Harry Redknapp knew that rescuing Portsmouth from relegation would be a monumental task, but in his first match back in charge last night he learned that fate can be cruellest on the strugglers. Beaten by two goals in the final seven minutes, Portsmouth's newly re-installed manager saved his wrath for the referee Uriah Rennie whose dubious late penalty award was the trigger for the demise of Redknapp's side.

Redknapp had come down from the stand to the bench after the break to see Ledley King equalise the lead that Lomana LuaLua had given Portsmouth in the first half, but there had been no sign that Portsmouth were about to crumble in the closing stages. When, on 83 minutes, substitute Andy Reid's free-kick struck the Portsmouth wall, a yard inside the box, referee Rennie appeared to respond to a strong appeal from the Tottenham players to punish Gary O'Neill for the harshest of handballs.

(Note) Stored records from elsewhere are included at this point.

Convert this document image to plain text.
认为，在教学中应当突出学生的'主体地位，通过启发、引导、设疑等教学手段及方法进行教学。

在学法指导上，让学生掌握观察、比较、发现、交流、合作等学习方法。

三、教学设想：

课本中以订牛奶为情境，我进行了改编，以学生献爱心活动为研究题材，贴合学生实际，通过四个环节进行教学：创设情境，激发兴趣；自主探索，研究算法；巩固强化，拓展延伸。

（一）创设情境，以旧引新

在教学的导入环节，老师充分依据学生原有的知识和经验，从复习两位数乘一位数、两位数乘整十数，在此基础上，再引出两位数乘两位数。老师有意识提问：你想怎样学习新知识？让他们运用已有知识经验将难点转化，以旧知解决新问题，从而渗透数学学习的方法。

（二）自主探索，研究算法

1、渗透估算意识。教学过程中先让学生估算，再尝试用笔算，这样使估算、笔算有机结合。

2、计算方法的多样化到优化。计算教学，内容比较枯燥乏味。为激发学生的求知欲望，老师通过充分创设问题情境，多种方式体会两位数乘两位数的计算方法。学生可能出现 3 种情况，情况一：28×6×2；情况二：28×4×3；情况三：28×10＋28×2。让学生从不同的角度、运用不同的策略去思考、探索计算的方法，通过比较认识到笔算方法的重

It was a decision that provoked a fury in Redknapp who said that the penalty, which was tucked home by Mido, was a "scandalous decision" , the kind "you see given once in 100."

Redknapp added: "No way was it a penalty, he has kicked it straight at him. He never lifted his hand or put his arm above his head. The referee made three wrong decisions in the run-up to that goal and it has cost us a point that we deserved." For a team with only ten points from the season it was not simply a draw that Portsmouth deserved but one they desperately needed. After his first close look at the task that confronts him at Fratton Park, Redknapp said that survival in the Premiership would represent a "miracle" for his players. When LuaLua beat Paul Robinson from 30 yards for the first goal on 24 minutes it seemed like there might just be a greater force at work, but Tottenham's reply from King, Mido and Jermain Defoe was a brutal return to reality.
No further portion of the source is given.